The applicant should apply before 6 April 2020 for an extension if they had invested £1 million as aforesaid. It is a requirement that the £2 million investment criteria will have to be met for any extension applications made after this date.

Where Initial leave has been granted between on or after 6 November 2014 and 20 March 2019

if the applicant was granted entry clearance, leave to enter or remain under the rules in place on or after 6 November 2014, to extend leave further the applicant must have invested not less than £2 million (previously £1million pounds see above), in the UK under the rules by way of UK government bonds, share capital or loan capital in active and trading UK registered companies. The period within which the investment should have been made is within three months of entry or within three months of leave to enter or remain unless there are exceptionally compelling reasons for the delay in investing.

Any extension application when the initial grant of leave was made between the above dates must be made before 6 April 2023 if the applicant wishes to rely on the investment in government bonds e.g. see as aforesaid.

Initial leave granted on or after 29th of March 2019-- the present requirements!

For such applications only, investments in active and trading UK registered companies will be accepted where the initial grant of leave to enter or remain was granted on or after the above date. To extend such leave the Tier 1 migrant must have invested not less than £2 million in the UK by way of UK share capital or loan capital in active and trading UK registered companies. The investment must have been made within three months of entry to the UK, or within three months of the date of grant of entry clearance or where the investment was made prior to the application, it should be made within 12 months of the first grant of leave. In each case the investment must have been maintained for the whole of the remaining period of that leave. Delay in making the investment for unforeseeable and outside of the applicant's control reasons will be taken into account. Active companies do not include launderettes or the purchase of properties to let. The purchase and investment of an estate agency for the purchase, sale of domestic/commercial properties and or pursuing letting management activities would be work that is active.

What happens when an application is refused?

There is no appeal to the Asylum and Immigration Tribunal or to the higher courts. Any redress may be by way of administrative review which is conducted on the same information as was before the Home Office when considering the application. No new information can be supplied. If administrative review is unsuccessful then there is a judicial review to the upper tribunal and an application can be made for permission. It may be that a judicial review could lead to an appeal if government solicitors agree that the applicant vacates the proceedings and to reconsider and in event of a negative response they will grant a right of appeal.

What sources of funds will be acceptable for the investment

Other than income from employment or self-employment, there are various other funds that will be acceptable to the Home Office for investment purposes, and they are for example: -  Gifts; deeds of sale; evidence from a business; will; divorce settlement; award-winning, may all be considered as other sources for which specified evidence will be required.

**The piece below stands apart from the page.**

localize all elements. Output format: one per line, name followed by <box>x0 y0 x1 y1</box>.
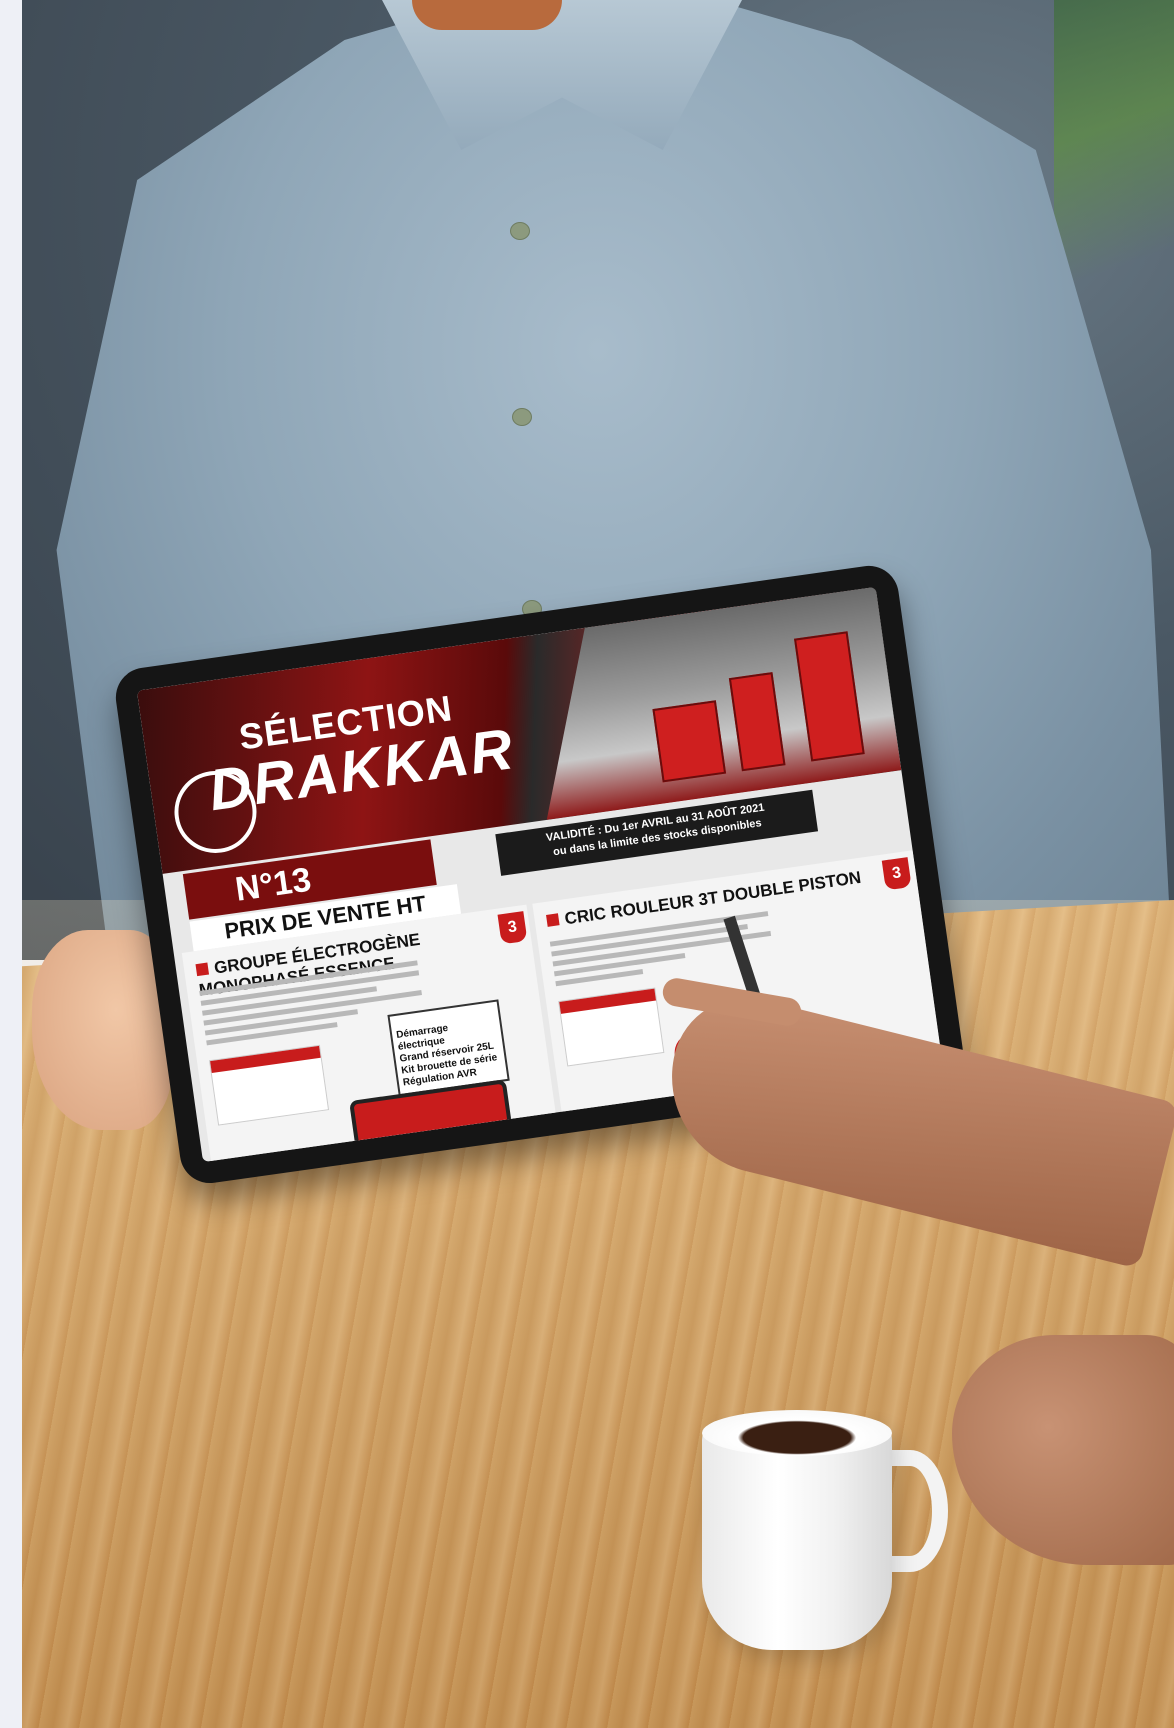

Further information and clarification and documentation required for the application and the method of making the application

We hope that the above information provides you with a general synopsis of the Tier 1 investor visa method of gaining eventual permanent residency in the UK and thereafter British citizenship. It is certainly a popular visa for those who have the funds, who may decide to do nothing in the UK other than watch their investments grow, or who may if they wish work in the business in which they have invested if they choose to do so. They have the best of both worlds.